Kegiatan selanjutnya pemaparan hasil Community Score Card (CSC) berisi penilaian remaja terhadap fasilitas serta layanan kesehatan kepada para perwakilan RT, RW, tokoh masyarakat dan remaja. Hasil CSC lantas dianalisis bersama stakeholder seperti perwakilan Dinas Pendidikan, Dinas Kesehatan, Kepala KUA, perwakilan Guru BK, Kepala Puskesmas, dan nakes lainnya. Dari analisis ini, dirumuskan berbagai rekomendasi atau usulan dari setiap penyedia layanan, kemudian dilanjut lokakarya tentang kesepakatan rekomendasi kebijakan.
Hasil dari lokakarya tersebut adalah policy brief berjudul Remaja dan Kespro. Setelah melalui proses penyempurnaan, policy brief kemudian akan disampaikan ke pemerintah daerah. Harapannya, akan diterbitkan Surat Keputusan penyelenggaraan kampung remaja sehat dengan dukungan dana pemerintah melalui APBD dan APBDes.

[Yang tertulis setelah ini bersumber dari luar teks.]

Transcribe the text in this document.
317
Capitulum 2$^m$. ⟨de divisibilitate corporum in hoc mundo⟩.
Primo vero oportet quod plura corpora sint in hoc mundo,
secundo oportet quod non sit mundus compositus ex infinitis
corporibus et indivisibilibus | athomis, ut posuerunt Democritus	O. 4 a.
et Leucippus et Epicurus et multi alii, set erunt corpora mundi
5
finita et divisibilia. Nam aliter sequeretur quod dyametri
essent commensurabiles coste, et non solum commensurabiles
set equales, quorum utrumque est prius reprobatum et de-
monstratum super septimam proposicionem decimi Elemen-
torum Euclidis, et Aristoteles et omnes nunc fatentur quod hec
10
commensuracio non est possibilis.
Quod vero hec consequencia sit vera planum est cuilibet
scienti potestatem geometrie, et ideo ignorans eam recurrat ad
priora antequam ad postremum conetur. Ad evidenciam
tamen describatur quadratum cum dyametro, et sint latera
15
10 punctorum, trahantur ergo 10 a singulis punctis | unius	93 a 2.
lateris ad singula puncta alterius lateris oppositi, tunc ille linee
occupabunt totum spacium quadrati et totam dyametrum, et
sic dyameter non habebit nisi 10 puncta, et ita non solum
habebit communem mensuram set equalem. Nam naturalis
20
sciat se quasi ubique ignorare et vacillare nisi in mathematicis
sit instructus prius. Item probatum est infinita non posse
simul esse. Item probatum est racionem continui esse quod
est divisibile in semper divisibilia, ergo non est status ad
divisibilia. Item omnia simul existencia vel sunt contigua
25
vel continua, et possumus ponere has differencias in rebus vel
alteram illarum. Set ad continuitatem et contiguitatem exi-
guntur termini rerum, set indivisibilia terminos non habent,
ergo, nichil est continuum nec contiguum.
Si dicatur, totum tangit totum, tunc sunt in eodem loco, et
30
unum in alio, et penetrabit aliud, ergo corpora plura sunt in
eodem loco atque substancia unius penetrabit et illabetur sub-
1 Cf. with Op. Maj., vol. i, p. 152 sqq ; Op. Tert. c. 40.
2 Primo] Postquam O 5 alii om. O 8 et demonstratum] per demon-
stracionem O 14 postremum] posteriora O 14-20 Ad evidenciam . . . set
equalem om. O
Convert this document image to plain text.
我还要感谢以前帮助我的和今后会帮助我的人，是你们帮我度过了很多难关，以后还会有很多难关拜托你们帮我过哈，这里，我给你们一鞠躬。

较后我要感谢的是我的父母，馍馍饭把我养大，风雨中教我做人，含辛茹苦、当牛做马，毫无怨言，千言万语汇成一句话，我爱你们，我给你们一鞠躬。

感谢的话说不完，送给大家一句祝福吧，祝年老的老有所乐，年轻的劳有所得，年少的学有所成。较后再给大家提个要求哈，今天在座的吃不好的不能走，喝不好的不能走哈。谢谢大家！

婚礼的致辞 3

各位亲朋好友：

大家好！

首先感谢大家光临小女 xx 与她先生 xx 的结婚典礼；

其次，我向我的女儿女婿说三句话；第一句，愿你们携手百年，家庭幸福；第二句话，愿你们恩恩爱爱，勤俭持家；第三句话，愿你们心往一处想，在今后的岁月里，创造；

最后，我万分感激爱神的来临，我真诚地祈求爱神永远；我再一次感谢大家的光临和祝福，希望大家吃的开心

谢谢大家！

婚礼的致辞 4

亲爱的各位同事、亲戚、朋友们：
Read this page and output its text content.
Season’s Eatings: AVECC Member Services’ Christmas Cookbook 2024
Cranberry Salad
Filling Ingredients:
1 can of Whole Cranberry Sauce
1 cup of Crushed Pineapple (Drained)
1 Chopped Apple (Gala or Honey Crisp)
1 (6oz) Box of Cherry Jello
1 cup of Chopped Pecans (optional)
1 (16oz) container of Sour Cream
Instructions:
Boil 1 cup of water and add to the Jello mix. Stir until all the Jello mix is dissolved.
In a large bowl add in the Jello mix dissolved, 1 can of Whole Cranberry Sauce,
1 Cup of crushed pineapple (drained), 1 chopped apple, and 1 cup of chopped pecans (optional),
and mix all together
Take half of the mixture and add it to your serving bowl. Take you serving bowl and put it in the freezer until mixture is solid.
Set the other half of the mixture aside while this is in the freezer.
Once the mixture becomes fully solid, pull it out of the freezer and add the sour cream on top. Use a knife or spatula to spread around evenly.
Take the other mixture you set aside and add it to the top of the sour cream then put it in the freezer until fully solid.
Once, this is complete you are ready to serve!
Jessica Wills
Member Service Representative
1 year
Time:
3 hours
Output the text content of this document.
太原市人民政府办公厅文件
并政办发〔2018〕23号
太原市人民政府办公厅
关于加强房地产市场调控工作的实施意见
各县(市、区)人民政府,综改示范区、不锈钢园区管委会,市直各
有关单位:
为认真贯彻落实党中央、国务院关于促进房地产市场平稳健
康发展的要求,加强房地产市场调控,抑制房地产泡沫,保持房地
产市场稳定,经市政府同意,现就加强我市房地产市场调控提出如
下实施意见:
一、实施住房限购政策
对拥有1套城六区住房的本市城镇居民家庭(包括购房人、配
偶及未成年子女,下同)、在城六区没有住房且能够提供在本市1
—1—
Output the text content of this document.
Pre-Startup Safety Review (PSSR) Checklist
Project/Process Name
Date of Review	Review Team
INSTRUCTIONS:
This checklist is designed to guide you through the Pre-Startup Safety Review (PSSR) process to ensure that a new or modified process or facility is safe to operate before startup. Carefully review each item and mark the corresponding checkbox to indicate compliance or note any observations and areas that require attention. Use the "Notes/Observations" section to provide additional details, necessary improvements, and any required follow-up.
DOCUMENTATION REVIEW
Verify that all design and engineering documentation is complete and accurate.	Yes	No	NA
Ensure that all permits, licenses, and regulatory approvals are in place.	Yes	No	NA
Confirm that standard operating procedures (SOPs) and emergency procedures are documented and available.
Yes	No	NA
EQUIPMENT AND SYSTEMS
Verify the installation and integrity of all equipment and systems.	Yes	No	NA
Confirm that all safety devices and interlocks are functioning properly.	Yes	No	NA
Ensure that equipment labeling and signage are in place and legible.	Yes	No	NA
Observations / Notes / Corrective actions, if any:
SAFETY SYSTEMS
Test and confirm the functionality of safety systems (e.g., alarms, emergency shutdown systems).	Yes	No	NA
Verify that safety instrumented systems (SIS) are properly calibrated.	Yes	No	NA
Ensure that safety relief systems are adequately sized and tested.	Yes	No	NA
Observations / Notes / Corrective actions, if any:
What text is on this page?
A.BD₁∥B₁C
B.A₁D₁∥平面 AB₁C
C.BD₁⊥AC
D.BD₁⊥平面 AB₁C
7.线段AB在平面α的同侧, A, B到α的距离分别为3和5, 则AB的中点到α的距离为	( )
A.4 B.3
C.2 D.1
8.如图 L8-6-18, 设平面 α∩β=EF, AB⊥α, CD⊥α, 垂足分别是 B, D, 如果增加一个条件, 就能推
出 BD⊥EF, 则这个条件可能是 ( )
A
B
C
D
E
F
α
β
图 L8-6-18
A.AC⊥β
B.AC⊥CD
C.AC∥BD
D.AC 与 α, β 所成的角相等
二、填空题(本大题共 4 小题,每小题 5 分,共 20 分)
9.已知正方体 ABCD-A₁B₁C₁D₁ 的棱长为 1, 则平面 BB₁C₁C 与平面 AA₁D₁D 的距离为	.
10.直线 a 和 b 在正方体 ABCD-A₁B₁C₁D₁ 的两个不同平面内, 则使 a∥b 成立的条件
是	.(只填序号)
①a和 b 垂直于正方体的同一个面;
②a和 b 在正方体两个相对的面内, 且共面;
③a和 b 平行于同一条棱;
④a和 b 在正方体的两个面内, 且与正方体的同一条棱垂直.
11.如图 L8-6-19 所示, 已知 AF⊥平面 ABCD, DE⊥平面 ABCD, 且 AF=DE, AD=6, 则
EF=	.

Kegiatan kampung remaja sehat sudah menuai tanggapan baik dari masyarakat. Remaja saat ini sudah aktif menulis persoalan sosial tentang perkawinan anak selanjutnya diposting di media sosial instagram kampung remaja sehat, saat ini remaja banyak yang melanjutkan pendidikan ke perguruan tinggi tidak hanya lulus SMA saja. “Saya berharap kegiatan ini bisa memajukan remaja di desa kami”. ucap bu Rohimatus, Ketua RT di Pelindu, Karangrejo. “Dengan adanya kampung remaja sehat, remaja bisa selalu aktif dalam kegiatan masyarakat dan berkontribusi secara positif.